The sub‑text of the entire debate is my own question:
If the Hindu community is capable of preserving its temples and utsavas, why does it need to seek validation from an international body like UNESCO? Worse, if powerful institutions like the Ahobila Mutt cannot, in practice, manage Ahobilam according to hoary traditions, does that indicate a deeper failure of Hindu agency?
The answer lies not in the Mutt but in the structures that have been imposed upon it.
For over a century, the logic of the HR&CE‑style regime—first under colonial “court of wards” thinking, then under Dravidian‑state models—has steadily eroded temple autonomy.
Temples are treated as “state property” or “public assets,” while mutts, mathas, and kshetra‑samsthas are marginalised, bypassed, or portrayed as inefficient. The result is not a dharmic institution failing to preserve heritage; it is a dharma‑sādhu institution being systematically constrained, under‑funded, and over‑politicised.
In such a context, UNESCO recognition is not proof that the Hindu community cannot preserve its heritage. Rather, it can at best only serve as a diplomatic lever to expose the disconnect between the sacred‑status of the Paruveta Utsavam and the secular, often corrupt, machinery that surrounds it. The Mutt is perhaps not asking UNESCO to “save” Ahobilam; it may be using UNESCO‑linked recognition to argue: “We have the will and tradition; grant us the constitutional and administrative autonomy to act on it.”

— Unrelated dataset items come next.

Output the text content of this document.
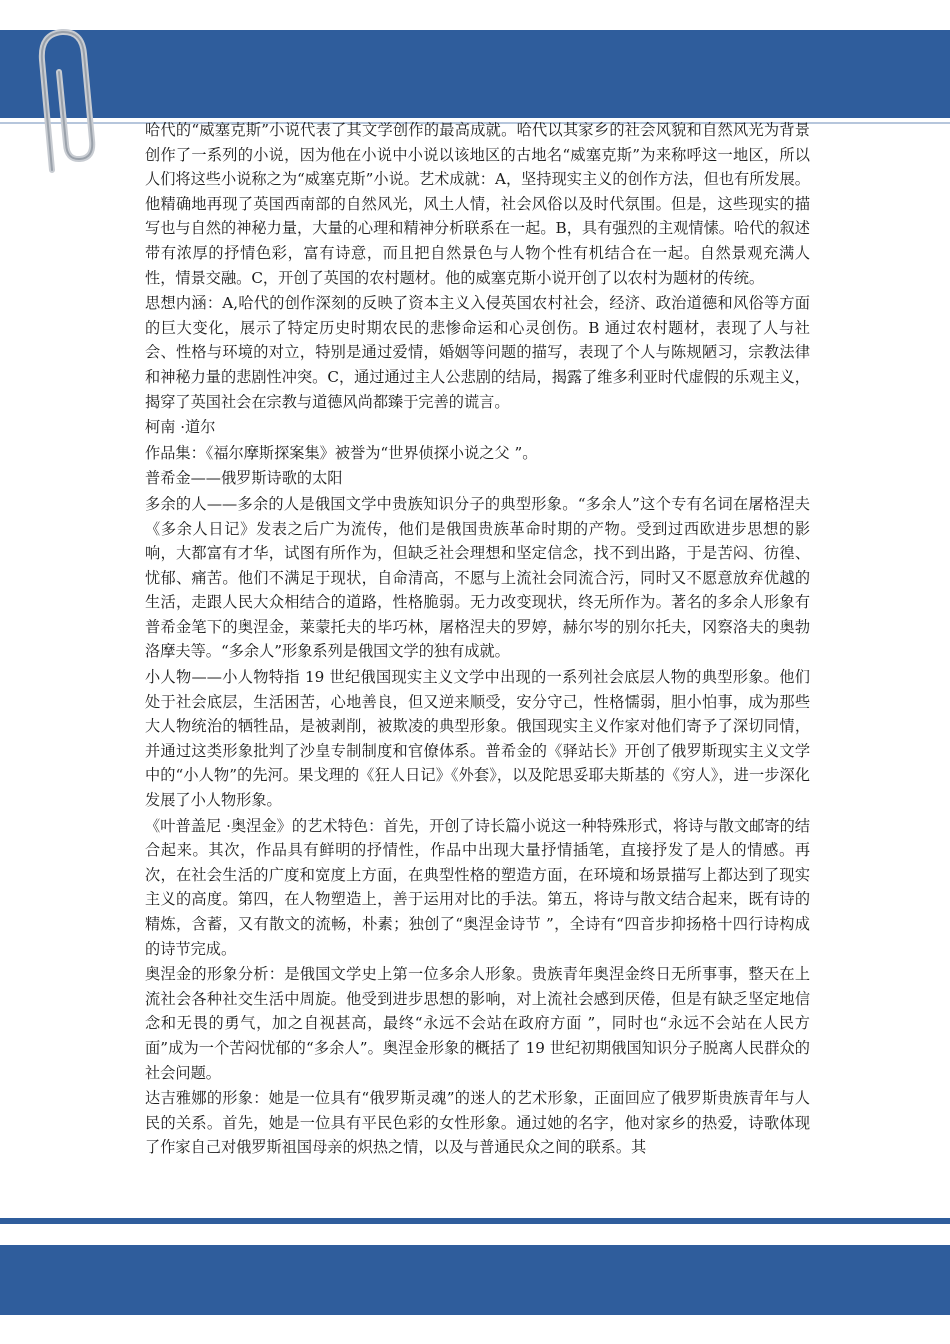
哈代的“威塞克斯”小说代表了其文学创作的最高成就。哈代以其家乡的社会风貌和自然风光为背景创作了一系列的小说，因为他在小说中小说以该地区的古地名“威塞克斯”为来称呼这一地区，所以人们将这些小说称之为“威塞克斯”小说。艺术成就：A，坚持现实主义的创作方法，但也有所发展。他精确地再现了英国西南部的自然风光，风土人情，社会风俗以及时代氛围。但是，这些现实的描写也与自然的神秘力量，大量的心理和精神分析联系在一起。B，具有强烈的主观情愫。哈代的叙述带有浓厚的抒情色彩，富有诗意，而且把自然景色与人物个性有机结合在一起。自然景观充满人性，情景交融。C，开创了英国的农村题材。他的威塞克斯小说开创了以农村为题材的传统。

思想内涵：A,哈代的创作深刻的反映了资本主义入侵英国农村社会，经济、政治道德和风俗等方面的巨大变化，展示了特定历史时期农民的悲惨命运和心灵创伤。B 通过农村题材，表现了人与社会、性格与环境的对立，特别是通过爱情，婚姻等问题的描写，表现了个人与陈规陋习，宗教法律和神秘力量的悲剧性冲突。C，通过通过主人公悲剧的结局，揭露了维多利亚时代虚假的乐观主义，揭穿了英国社会在宗教与道德风尚都臻于完善的谎言。

柯南 ·道尔

作品集：《福尔摩斯探案集》被誉为“世界侦探小说之父 ”。

普希金——俄罗斯诗歌的太阳

多余的人——多余的人是俄国文学中贵族知识分子的典型形象。“多余人”这个专有名词在屠格涅夫《多余人日记》发表之后广为流传，他们是俄国贵族革命时期的产物。受到过西欧进步思想的影响，大都富有才华，试图有所作为，但缺乏社会理想和坚定信念，找不到出路，于是苦闷、彷徨、忧郁、痛苦。他们不满足于现状，自命清高，不愿与上流社会同流合污，同时又不愿意放弃优越的生活，走跟人民大众相结合的道路，性格脆弱。无力改变现状，终无所作为。著名的多余人形象有普希金笔下的奥涅金，莱蒙托夫的毕巧林，屠格涅夫的罗婷，赫尔岑的别尔托夫，冈察洛夫的奥勃洛摩夫等。“多余人”形象系列是俄国文学的独有成就。

小人物——小人物特指 19 世纪俄国现实主义文学中出现的一系列社会底层人物的典型形象。他们处于社会底层，生活困苦，心地善良，但又逆来顺受，安分守己，性格懦弱，胆小怕事，成为那些大人物统治的牺牲品，是被剥削，被欺凌的典型形象。俄国现实主义作家对他们寄予了深切同情，并通过这类形象批判了沙皇专制制度和官僚体系。普希金的《驿站长》开创了俄罗斯现实主义文学中的“小人物”的先河。果戈理的《狂人日记》《外套》，以及陀思妥耶夫斯基的《穷人》，进一步深化发展了小人物形象。

《叶普盖尼 ·奥涅金》的艺术特色：首先，开创了诗长篇小说这一种特殊形式，将诗与散文邮寄的结合起来。其次，作品具有鲜明的抒情性，作品中出现大量抒情插笔，直接抒发了是人的情感。再次，在社会生活的广度和宽度上方面，在典型性格的塑造方面，在环境和场景描写上都达到了现实主义的高度。第四，在人物塑造上，善于运用对比的手法。第五，将诗与散文结合起来，既有诗的精炼，含蓄，又有散文的流畅，朴素；独创了“奥涅金诗节 ”，全诗有“四音步抑扬格十四行诗构成的诗节完成。

奥涅金的形象分析：是俄国文学史上第一位多余人形象。贵族青年奥涅金终日无所事事，整天在上流社会各种社交生活中周旋。他受到进步思想的影响，对上流社会感到厌倦，但是有缺乏坚定地信念和无畏的勇气，加之自视甚高，最终“永远不会站在政府方面 ”，同时也“永远不会站在人民方面”成为一个苦闷忧郁的“多余人”。奥涅金形象的概括了 19 世纪初期俄国知识分子脱离人民群众的社会问题。

达吉雅娜的形象：她是一位具有“俄罗斯灵魂”的迷人的艺术形象，正面回应了俄罗斯贵族青年与人民的关系。首先，她是一位具有平民色彩的女性形象。通过她的名字，他对家乡的热爱，诗歌体现了作家自己对俄罗斯祖国母亲的炽热之情，以及与普通民众之间的联系。其
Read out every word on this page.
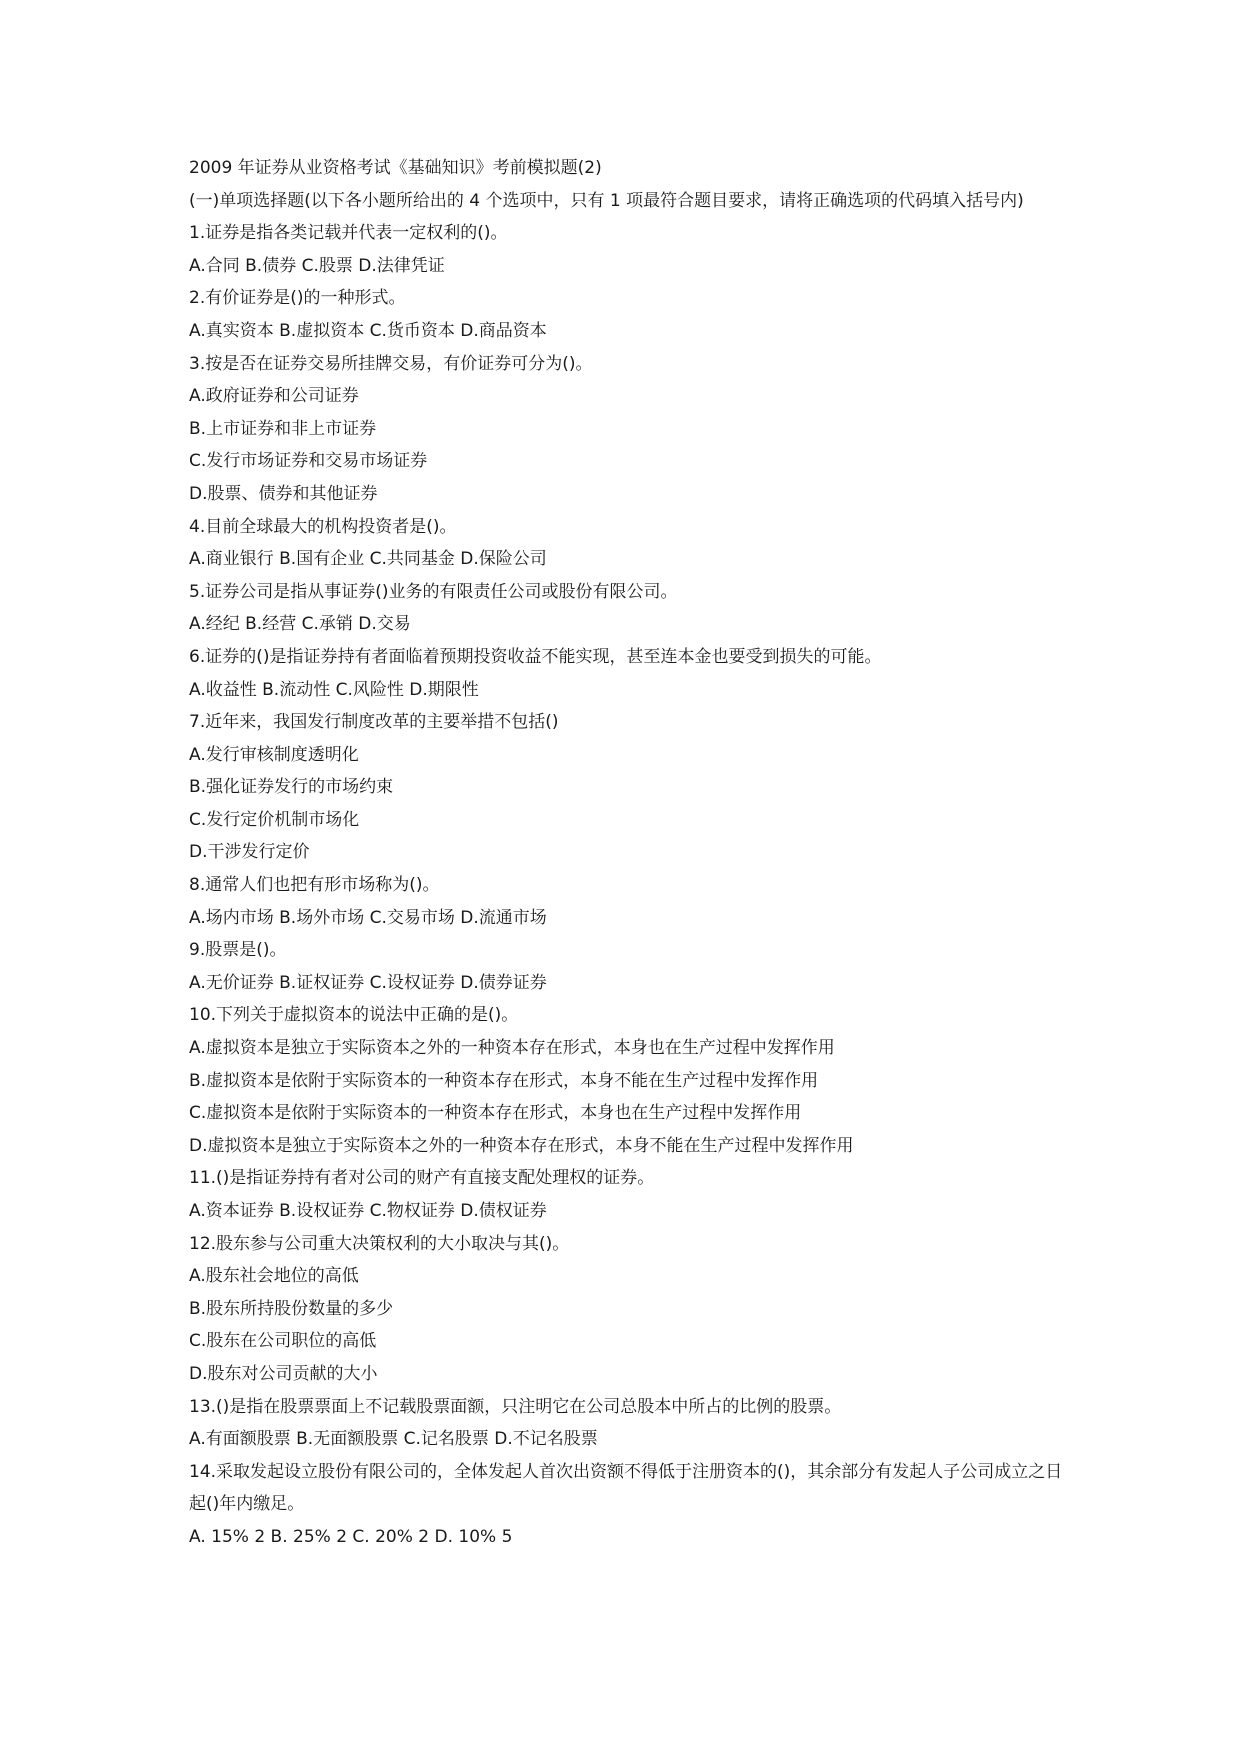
2009 年证券从业资格考试《基础知识》考前模拟题(2)
(一)单项选择题(以下各小题所给出的 4 个选项中，只有 1 项最符合题目要求，请将正确选项的代码填入括号内)
1.证券是指各类记载并代表一定权利的()。
A.合同 B.债券 C.股票 D.法律凭证
2.有价证券是()的一种形式。
A.真实资本 B.虚拟资本 C.货币资本 D.商品资本
3.按是否在证券交易所挂牌交易，有价证券可分为()。
A.政府证券和公司证券
B.上市证券和非上市证券
C.发行市场证券和交易市场证券
D.股票、债券和其他证券
4.目前全球最大的机构投资者是()。
A.商业银行 B.国有企业 C.共同基金 D.保险公司
5.证券公司是指从事证券()业务的有限责任公司或股份有限公司。
A.经纪 B.经营 C.承销 D.交易
6.证券的()是指证券持有者面临着预期投资收益不能实现，甚至连本金也要受到损失的可能。
A.收益性 B.流动性 C.风险性 D.期限性
7.近年来，我国发行制度改革的主要举措不包括()
A.发行审核制度透明化
B.强化证券发行的市场约束
C.发行定价机制市场化
D.干涉发行定价
8.通常人们也把有形市场称为()。
A.场内市场 B.场外市场 C.交易市场 D.流通市场
9.股票是()。
A.无价证券 B.证权证券 C.设权证券 D.债券证券
10.下列关于虚拟资本的说法中正确的是()。
A.虚拟资本是独立于实际资本之外的一种资本存在形式，本身也在生产过程中发挥作用
B.虚拟资本是依附于实际资本的一种资本存在形式，本身不能在生产过程中发挥作用
C.虚拟资本是依附于实际资本的一种资本存在形式，本身也在生产过程中发挥作用
D.虚拟资本是独立于实际资本之外的一种资本存在形式，本身不能在生产过程中发挥作用
11.()是指证券持有者对公司的财产有直接支配处理权的证券。
A.资本证券 B.设权证券 C.物权证券 D.债权证券
12.股东参与公司重大决策权利的大小取决与其()。
A.股东社会地位的高低
B.股东所持股份数量的多少
C.股东在公司职位的高低
D.股东对公司贡献的大小
13.()是指在股票票面上不记载股票面额，只注明它在公司总股本中所占的比例的股票。
A.有面额股票 B.无面额股票 C.记名股票 D.不记名股票
14.采取发起设立股份有限公司的，全体发起人首次出资额不得低于注册资本的()，其余部分有发起人子公司成立之日起()年内缴足。
A. 15% 2 B. 25% 2 C. 20% 2 D. 10% 5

Financial benefits: real, but indirect and risky
Could UNESCO branding bring money to Ahobilam or the Mutt? Only in an indirect sense.
• It may attract more state and central funding for conservation, roads, drainage, and other infrastructure projects, because the site is now “high‑value heritage.”
• It may boost pilgrimage‑tourism footfall, increasing donations, prasadam sales, and related income streams.
But these benefits are not guaranteed to reach the Mutt or the devotee in a transparent or equitable way. If the Andhra‑Telangana temple‑administration model parallels the Tamil HR&CE pattern, much of the revenue and authority will remain with the state‑controlled machinery. UNESCO status can even incentivise commercialisation—more hotels, more “heritage‑tour” packages—without necessarily improving darshan‑quality, sadhana‑environment, or ritual integrity.
In short, UNESCO will not write cheques to the Ahobila Mutt; it may, at best, help the Mutt argue for better funding and better management channels. The real question is whether those channels will be devotional‑autonomous or state‑dominated.
Conclusion: Recognition with dignity, not dependence
The debate over UNESCO recognition for the Paruveta Utsavam at Ahobilam should not be reduced to a binary of “pro‑UNESCO” versus “anti‑UNESCO.” The deeper issue is who controls Hindu temples—the sampradaya or the state.
• If UNESCO recognition is used to reinforce Article 26(d) autonomy, strengthen mutt‑centred conservation, and build transparent, dharma‑friendly funding mechanisms, it can be a tactical ally.
• If it is used mainly to enhance the state’s image, justify more bureaucratic control, or glamorise “heritage‑tourism” without real devolution, then it will be yet another symbolic ornament over a still‑crippled temple‑governance system.
For the Ahobila Mutt, the highest goal is not an international tag but the restoration of its traditional authority to manage Ahobilam according to sampradaya‑siddha norms, free from the cycle of political take‑overs and administrative interference. UNESCO recognition, at its best, can help highlight that ideal; but only a constitutional and cultural re‑assertion of Hindu temple autonomy can make it real.